Congressional Roundup: Johnson bill supports hospitals serving low-income patients
Rounds reintroduces legislation on wetlands and mental health
U.S. Rep. Dusty Johnson, R-South Dakota, attends a February 2023 congressional committee hearing in Washington, D.C. (Rep. Dusty Johnson/Twitter)
EDITOR’S NOTE: This is the latest installment in a series of periodic updates on the activities of South Dakota’s congressional delegation.
Rep. Dusty Johnson, R-South Dakota, introduced a bill last week that would prevent discrimination against health care providers or pharmacies that participate in a federal discount drug-pricing program.
The 340B program allows certain health care facilities, such as hospitals that serve low-income patients, to purchase prescription drugs at a discounted price. Johnson’s bill would prohibit insurance companies and pharmacy benefit managers from discriminating against 340B participants, ensuring they are not excluded from insurance networks or penalized because they participate in the program.
“340B is an essential program for rural and low-income hospitals and patients,” Johnson said in a news release. “South Dakotans rely on this program to access affordable drugs and medicines they need.”
Wetlands and ‘bureaucratic overreach’
Sen. Mike Rounds, R-South Dakota, reintroduced the NRCS Wetland Compliance and Appeals Reform Act, a bill that addresses the Natural Resources Conservation Service (NRCS) within the U.S. Department of Agriculture.
Over time, it has veered far from that core mission, morphing into an overreaching, overbearing agency that makes heavy-handed decisions about South Dakota producers’ land using questionable methods and rationale. (5/6)
— Senator Mike Rounds (@SenatorRounds) April 4, 2023
The act aims to protect farmers, ranchers and landowners from what Rounds called the “bureaucratic overreach of the NRCS” and empower producers to continue managing their land as they see fit.
“South Dakota’s farmers, ranchers and landowners know their land better than anyone else,” Rounds said in a news release.
The bill has been endorsed by the American Farm Bureau Federation and South Dakota Farmers Union.

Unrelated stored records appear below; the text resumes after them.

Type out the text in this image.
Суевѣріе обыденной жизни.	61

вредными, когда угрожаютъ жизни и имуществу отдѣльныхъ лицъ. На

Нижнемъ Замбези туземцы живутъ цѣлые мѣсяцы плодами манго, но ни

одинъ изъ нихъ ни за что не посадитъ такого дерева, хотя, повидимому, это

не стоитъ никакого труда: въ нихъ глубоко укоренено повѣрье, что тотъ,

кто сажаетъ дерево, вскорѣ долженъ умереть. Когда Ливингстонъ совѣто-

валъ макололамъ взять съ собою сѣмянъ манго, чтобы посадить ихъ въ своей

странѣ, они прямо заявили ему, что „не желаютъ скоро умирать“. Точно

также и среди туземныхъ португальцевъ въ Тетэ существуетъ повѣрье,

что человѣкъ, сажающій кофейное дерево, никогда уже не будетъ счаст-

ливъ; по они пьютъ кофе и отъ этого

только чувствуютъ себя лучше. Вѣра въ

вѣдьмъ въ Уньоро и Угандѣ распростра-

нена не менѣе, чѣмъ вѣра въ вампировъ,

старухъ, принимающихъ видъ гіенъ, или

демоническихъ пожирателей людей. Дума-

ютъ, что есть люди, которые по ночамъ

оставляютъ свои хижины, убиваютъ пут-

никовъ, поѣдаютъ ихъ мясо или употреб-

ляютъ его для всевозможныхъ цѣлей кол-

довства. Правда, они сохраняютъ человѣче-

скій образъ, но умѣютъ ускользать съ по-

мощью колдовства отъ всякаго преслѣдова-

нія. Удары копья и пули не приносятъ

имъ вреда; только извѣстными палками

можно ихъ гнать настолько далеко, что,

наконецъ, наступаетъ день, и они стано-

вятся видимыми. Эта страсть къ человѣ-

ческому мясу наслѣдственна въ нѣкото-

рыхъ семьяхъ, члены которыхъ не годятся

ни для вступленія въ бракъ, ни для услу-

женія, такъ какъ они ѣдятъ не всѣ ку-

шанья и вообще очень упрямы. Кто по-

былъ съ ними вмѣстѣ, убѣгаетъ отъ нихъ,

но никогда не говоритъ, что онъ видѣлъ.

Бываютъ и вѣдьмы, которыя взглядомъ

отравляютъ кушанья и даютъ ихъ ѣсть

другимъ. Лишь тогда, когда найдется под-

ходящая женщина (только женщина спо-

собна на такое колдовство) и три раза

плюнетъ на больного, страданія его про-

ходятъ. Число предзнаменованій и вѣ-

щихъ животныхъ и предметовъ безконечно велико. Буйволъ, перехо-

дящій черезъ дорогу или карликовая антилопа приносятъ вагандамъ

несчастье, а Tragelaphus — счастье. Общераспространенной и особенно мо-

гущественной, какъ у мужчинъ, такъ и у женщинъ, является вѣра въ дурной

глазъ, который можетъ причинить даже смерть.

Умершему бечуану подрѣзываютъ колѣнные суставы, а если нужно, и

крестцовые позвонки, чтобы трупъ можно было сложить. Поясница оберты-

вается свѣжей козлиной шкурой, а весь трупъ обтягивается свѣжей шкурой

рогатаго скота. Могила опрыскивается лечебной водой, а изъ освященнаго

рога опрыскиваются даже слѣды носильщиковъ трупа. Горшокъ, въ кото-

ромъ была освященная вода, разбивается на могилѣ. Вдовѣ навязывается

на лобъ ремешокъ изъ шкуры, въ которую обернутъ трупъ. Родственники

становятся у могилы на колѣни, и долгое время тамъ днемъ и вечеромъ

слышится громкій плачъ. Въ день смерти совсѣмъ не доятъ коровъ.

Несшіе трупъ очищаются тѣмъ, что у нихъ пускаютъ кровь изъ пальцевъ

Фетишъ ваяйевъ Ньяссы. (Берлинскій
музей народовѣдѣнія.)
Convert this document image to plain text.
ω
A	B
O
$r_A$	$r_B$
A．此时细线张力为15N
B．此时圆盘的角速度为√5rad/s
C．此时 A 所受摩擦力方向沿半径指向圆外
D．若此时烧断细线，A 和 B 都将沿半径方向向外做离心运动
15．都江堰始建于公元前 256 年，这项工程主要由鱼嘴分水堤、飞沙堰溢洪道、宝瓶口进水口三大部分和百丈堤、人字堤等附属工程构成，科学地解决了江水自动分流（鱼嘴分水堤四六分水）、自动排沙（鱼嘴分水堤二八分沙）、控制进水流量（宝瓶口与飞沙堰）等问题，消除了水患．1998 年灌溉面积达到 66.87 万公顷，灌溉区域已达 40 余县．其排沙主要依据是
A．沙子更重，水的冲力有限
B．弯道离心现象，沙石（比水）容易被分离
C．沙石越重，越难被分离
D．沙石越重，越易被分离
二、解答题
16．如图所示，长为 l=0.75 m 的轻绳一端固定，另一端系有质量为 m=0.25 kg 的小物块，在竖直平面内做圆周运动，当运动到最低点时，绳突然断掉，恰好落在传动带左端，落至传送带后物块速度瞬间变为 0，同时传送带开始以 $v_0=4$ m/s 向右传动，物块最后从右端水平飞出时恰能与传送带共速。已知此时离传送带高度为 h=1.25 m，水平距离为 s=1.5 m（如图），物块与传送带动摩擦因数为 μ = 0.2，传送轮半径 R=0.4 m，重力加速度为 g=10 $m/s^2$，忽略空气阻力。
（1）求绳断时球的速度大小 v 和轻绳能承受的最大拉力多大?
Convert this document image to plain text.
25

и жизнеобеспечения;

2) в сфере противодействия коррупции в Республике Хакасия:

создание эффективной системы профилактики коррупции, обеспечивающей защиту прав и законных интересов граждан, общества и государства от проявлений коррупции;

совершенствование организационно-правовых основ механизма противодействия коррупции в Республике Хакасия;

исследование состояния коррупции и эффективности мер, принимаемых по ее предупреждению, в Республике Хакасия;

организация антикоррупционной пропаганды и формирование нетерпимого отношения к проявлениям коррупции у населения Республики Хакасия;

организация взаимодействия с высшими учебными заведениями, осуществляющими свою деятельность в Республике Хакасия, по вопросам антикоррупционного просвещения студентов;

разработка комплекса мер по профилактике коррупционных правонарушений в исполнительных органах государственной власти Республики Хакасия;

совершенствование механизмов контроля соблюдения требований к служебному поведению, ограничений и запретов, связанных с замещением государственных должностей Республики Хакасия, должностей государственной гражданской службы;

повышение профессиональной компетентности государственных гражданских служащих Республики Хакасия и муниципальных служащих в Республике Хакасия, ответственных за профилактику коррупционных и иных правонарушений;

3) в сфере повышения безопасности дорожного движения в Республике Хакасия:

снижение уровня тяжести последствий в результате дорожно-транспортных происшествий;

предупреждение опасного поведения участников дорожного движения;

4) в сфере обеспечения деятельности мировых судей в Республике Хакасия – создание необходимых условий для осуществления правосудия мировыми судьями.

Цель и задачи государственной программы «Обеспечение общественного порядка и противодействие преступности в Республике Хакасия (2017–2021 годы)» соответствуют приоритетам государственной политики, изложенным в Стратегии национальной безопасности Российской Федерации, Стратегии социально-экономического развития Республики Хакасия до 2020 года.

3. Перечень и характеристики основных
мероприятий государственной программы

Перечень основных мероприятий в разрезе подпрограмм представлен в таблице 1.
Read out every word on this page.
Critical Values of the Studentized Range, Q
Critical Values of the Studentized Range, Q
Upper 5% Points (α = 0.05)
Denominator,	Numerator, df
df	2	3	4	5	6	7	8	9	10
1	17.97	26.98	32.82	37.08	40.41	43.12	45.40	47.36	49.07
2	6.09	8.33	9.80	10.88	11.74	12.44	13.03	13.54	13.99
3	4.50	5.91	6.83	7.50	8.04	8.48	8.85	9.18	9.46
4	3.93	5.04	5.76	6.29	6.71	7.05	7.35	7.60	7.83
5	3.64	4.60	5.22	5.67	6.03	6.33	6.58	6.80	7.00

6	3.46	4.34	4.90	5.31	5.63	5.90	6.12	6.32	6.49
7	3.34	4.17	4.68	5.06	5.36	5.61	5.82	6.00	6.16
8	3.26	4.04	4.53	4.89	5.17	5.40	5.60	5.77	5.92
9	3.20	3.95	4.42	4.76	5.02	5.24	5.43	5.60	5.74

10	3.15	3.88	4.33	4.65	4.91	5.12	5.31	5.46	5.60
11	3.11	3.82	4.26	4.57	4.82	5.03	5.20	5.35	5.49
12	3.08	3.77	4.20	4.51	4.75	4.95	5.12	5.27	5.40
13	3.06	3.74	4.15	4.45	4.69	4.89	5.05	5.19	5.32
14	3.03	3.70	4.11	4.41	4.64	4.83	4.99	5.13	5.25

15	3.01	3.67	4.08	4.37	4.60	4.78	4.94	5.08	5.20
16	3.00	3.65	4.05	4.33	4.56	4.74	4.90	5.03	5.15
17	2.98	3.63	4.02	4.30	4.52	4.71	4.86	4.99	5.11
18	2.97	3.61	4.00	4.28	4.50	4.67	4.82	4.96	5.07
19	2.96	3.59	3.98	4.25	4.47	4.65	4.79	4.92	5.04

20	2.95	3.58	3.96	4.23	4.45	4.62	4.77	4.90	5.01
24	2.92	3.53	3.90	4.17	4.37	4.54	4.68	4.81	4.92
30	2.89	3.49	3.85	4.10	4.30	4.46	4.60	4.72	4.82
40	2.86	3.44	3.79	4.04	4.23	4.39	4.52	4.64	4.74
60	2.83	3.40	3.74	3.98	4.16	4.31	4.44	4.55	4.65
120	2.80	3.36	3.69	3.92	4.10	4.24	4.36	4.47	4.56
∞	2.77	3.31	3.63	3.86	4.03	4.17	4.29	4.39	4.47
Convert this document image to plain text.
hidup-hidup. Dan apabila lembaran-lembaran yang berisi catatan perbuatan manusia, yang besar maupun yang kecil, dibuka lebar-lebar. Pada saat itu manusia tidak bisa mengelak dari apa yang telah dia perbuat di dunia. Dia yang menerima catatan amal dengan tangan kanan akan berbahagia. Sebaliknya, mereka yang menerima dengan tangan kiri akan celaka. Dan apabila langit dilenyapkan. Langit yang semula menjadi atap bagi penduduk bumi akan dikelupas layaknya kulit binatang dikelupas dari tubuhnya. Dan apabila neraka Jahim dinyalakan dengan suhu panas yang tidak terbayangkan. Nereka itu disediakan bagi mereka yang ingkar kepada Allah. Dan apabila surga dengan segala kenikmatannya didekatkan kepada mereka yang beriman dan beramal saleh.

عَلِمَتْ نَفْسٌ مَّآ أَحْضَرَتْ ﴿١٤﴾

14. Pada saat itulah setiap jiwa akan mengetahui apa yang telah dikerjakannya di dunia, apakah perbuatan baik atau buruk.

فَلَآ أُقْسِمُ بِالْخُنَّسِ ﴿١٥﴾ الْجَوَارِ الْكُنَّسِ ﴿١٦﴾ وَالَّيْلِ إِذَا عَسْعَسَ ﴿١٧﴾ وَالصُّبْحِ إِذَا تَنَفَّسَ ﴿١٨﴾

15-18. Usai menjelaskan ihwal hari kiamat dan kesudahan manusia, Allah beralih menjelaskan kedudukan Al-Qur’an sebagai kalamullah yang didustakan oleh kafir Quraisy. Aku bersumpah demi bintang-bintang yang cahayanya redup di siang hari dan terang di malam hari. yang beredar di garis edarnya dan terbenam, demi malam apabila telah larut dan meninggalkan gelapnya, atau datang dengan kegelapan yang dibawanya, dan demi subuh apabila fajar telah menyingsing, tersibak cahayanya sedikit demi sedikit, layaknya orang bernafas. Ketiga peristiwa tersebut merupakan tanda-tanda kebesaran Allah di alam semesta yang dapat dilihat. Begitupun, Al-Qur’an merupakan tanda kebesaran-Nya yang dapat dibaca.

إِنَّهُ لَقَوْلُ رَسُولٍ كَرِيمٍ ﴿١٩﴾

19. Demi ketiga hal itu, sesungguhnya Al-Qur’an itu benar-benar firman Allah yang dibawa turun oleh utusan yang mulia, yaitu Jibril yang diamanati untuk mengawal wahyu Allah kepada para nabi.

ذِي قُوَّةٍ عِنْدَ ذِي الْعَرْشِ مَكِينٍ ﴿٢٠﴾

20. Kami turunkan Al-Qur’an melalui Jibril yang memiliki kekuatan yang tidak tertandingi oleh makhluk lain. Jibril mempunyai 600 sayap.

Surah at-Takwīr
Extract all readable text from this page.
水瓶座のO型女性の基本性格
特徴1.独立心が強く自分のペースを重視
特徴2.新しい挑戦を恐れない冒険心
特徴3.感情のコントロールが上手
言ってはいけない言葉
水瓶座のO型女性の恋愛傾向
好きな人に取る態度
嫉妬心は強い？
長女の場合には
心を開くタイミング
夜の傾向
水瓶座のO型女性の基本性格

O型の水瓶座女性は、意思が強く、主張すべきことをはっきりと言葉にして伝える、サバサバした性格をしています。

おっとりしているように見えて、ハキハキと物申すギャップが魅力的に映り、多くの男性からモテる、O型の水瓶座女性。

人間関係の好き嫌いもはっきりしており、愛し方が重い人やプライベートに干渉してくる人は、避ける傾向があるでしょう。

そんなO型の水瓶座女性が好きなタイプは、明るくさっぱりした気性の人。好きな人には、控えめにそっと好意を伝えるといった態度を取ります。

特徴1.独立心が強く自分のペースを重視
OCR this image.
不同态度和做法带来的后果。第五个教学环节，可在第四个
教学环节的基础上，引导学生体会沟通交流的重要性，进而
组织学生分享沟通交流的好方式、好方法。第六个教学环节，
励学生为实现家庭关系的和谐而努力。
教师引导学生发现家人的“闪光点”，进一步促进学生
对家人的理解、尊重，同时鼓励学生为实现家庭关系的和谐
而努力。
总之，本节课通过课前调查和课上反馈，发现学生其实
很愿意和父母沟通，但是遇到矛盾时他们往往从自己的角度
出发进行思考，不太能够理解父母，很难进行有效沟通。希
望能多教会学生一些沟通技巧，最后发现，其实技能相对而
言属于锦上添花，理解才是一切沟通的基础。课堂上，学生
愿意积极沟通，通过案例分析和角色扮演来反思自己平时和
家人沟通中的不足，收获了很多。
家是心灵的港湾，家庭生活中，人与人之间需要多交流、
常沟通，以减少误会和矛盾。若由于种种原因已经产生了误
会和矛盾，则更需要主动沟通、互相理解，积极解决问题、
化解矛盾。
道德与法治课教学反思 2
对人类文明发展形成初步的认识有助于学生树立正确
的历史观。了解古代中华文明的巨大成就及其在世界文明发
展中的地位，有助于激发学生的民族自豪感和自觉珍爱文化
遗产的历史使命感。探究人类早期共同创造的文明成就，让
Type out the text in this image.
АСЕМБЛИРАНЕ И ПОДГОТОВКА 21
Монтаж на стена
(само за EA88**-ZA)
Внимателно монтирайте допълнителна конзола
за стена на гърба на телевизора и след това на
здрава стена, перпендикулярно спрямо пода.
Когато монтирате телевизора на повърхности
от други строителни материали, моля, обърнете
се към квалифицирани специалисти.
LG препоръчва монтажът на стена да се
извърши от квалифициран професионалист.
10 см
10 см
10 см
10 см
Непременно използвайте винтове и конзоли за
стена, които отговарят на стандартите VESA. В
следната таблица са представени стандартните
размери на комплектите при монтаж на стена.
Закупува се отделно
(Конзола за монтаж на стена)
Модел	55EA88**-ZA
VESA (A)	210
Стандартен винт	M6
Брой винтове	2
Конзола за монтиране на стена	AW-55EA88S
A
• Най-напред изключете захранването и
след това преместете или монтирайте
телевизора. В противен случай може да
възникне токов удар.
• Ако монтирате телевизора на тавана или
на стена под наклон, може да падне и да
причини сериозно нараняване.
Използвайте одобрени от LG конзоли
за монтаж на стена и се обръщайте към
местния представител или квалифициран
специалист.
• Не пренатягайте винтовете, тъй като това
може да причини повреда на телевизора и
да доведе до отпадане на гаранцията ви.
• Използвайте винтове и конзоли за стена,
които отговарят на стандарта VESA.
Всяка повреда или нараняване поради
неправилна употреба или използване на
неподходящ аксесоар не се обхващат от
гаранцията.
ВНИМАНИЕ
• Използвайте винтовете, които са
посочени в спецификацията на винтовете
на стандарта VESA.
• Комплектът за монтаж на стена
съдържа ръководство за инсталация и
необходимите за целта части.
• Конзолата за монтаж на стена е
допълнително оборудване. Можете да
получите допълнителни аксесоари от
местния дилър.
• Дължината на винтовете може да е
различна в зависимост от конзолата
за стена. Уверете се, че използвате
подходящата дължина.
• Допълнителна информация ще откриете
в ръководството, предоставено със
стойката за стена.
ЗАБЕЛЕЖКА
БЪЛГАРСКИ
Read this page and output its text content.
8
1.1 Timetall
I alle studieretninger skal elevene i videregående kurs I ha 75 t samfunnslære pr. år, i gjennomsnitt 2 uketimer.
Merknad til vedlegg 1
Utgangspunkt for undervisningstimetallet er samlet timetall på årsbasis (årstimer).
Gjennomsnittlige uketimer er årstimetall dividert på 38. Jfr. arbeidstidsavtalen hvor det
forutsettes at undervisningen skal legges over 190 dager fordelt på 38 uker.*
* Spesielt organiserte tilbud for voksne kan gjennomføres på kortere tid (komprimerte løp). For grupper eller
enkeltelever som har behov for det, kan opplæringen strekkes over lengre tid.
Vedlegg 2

Conservation groups dislike a number of provisions, including one to prohibit farmers and the government from entering into permanent easement agreements, and another placing the burden of proof on the NRCS to prove a landowner has improperly drained a wetland, rather than placing the burden on the landowner to prove innocence.
Rural mental health
Rounds also reintroduced legislation that seeks to expand mental health and substance abuse services to rural areas and the farming, forestry and fishing industries.
The Home-Based Telemental Health Care Act of 2023 would create a grant program to help health providers offer telemental health services to people who may not have easy access to health care facilities. The legislation would authorize up to $10 million in grants for each fiscal year through 2027.
“Not only does this save time and resources, it provides an important mental health service for our farmers and ranchers, who for years have suffered economically due to challenging weather, trade disputes and price disparities,” Rounds said in a news release.
The state’s three major health care organizations and multiple agricultural organizations said the act would help South Dakotans in rural areas receive quality care from the comfort of their homes, saving time and resources.